- Capture of Mecca: Part of Saudi conquest of Hejaz and Unification of Saudi Arabia
| Date | 5 December 1924 |
| Location | Mecca, Kingdom of Hejaz |
| Result | Saudi victory |
| Territorial changes | The Saudis captured Mecca from the Hashemites |

Belligerents
- Third Saudi State Ikhwan; ;: Kingdom of Hejaz

Commanders and leaders
- Abdulaziz Ibn Saud Sultan bin Bajad Eqab bin Mohaya: Hussein bin Ali Ali bin Hussein

= Capture of Mecca (1924) =

Capturing of Mecca by the Kingdom of Najd

The Capture of Mecca took place on 5 December 1924 in Mecca, as part of the Saudi conquest of the Kingdom of Hejaz by King Abdulaziz Ibn Saud of the Sultanate of Nejd. The Hejaz region was ruled as a kingdom under King Hussein bin Ali of the Hashemite family.

== Background ==
After the fall of the city of Ta'if to Ibn Saud in September 1924, King Hussein bin Ali fled from Mecca to Jeddah on 6 October 1924 on the advice of Hejazi notables and declared his son Ali bin Hussein the King of Hejaz. From Jeddah, Hussein was transported by the British to Aqaba by boat and later to Cyprus.
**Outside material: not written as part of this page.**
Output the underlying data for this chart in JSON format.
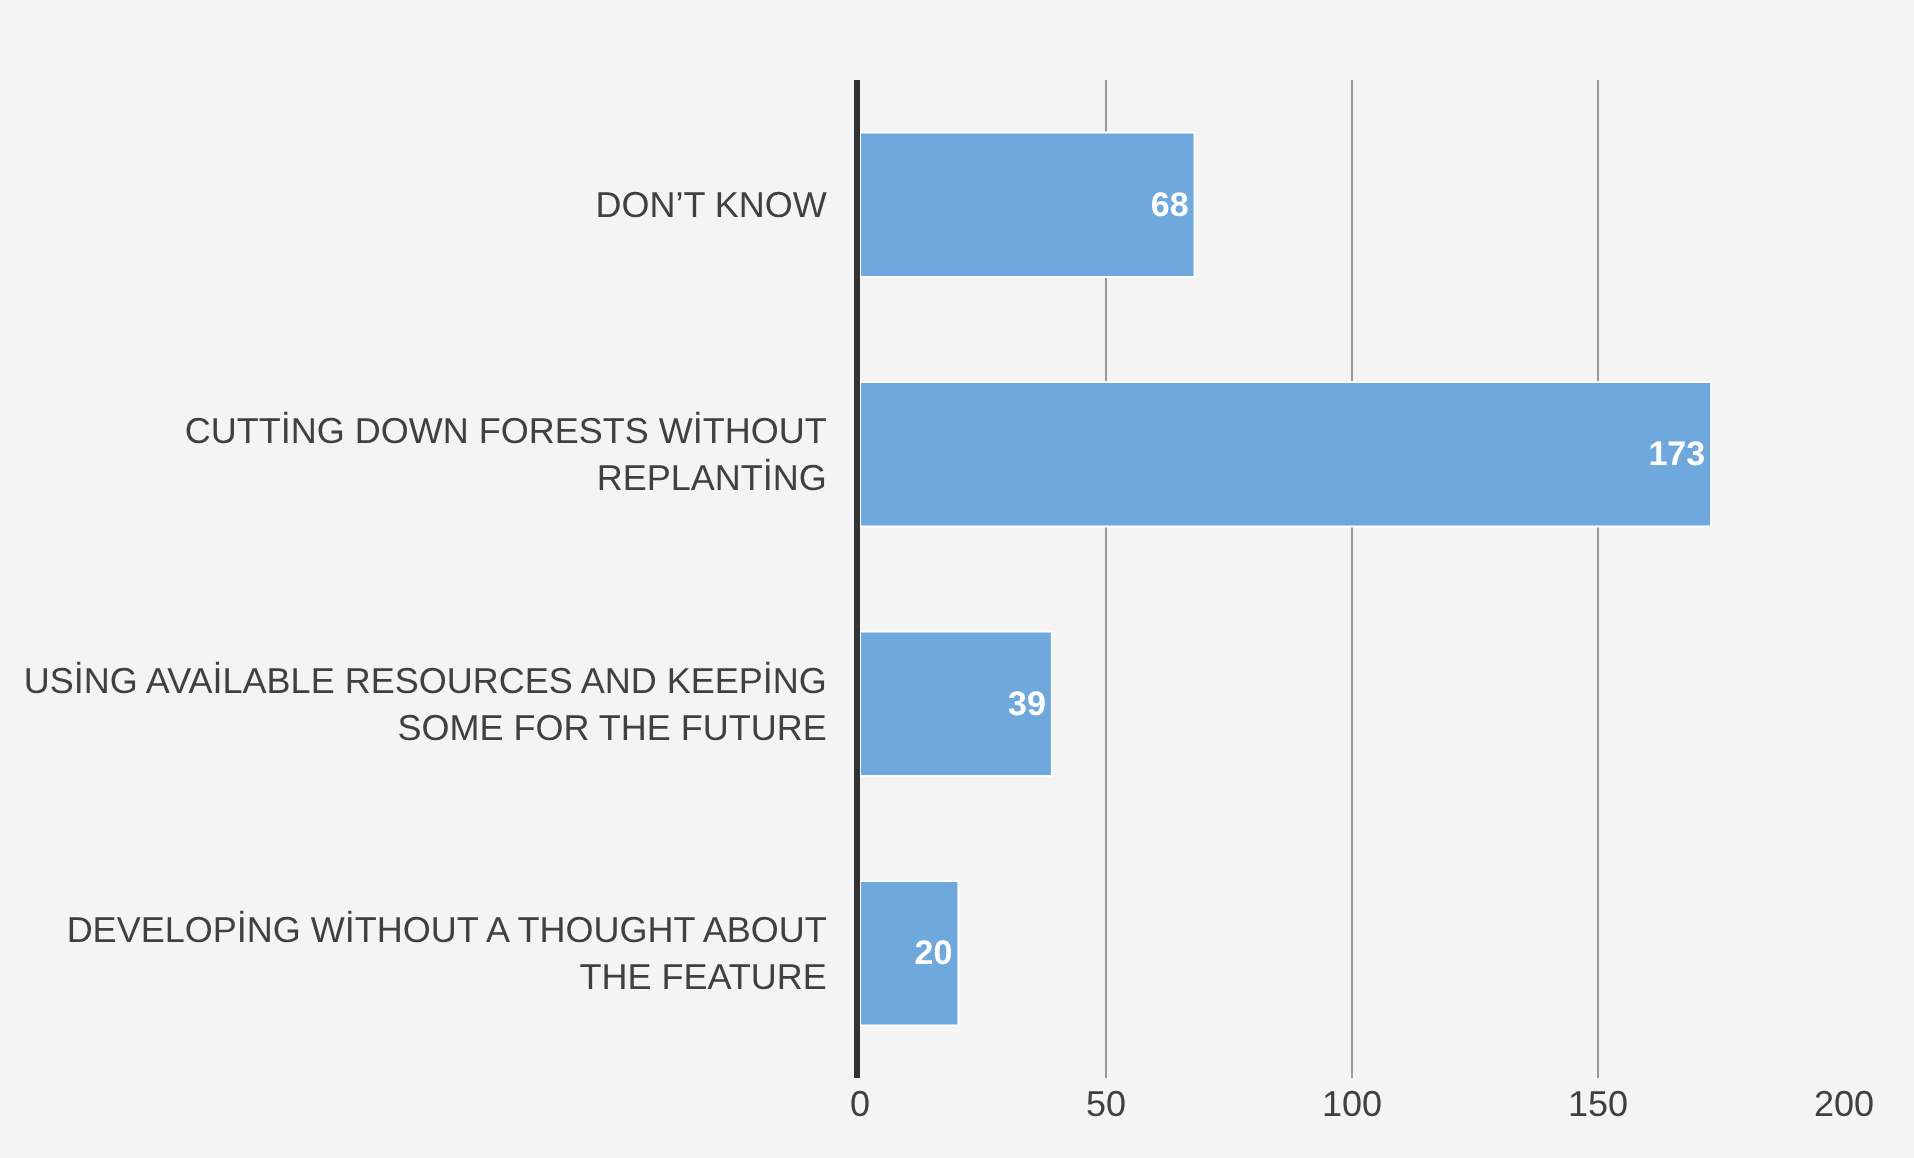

The abdication only further emboldened Ibn Saud to march upon Mecca, entering the city of 5 December 1924. The abandonment of the city left behind a cache of weapons in the Qishla of Mecca which were recovered by Saudi forces.

== Aftermath ==
Ibn Saud declared that Ali bin Hussein was to leave Hejaz as a pre-requisite for peace and that the invasion of Hejaz was to 'guarantee the liberty of pilgrimage and to settle the destiny of the Holy Land in a manner satisfactory to the Islamic world'.

Following the capture of Mecca, Ali and the remaining Hejazi forces were concentrated in the port city of Jeddah which would later be besieged in January 1925 by the Saudi forces. The siege lasted until 16 December 1925 when, with British mediation, Sharif Ali surrendered and left the city for Baghdad. In the same month, Ibn Saud declared himself King of Hejaz in addition to being the Sultan of Nejd.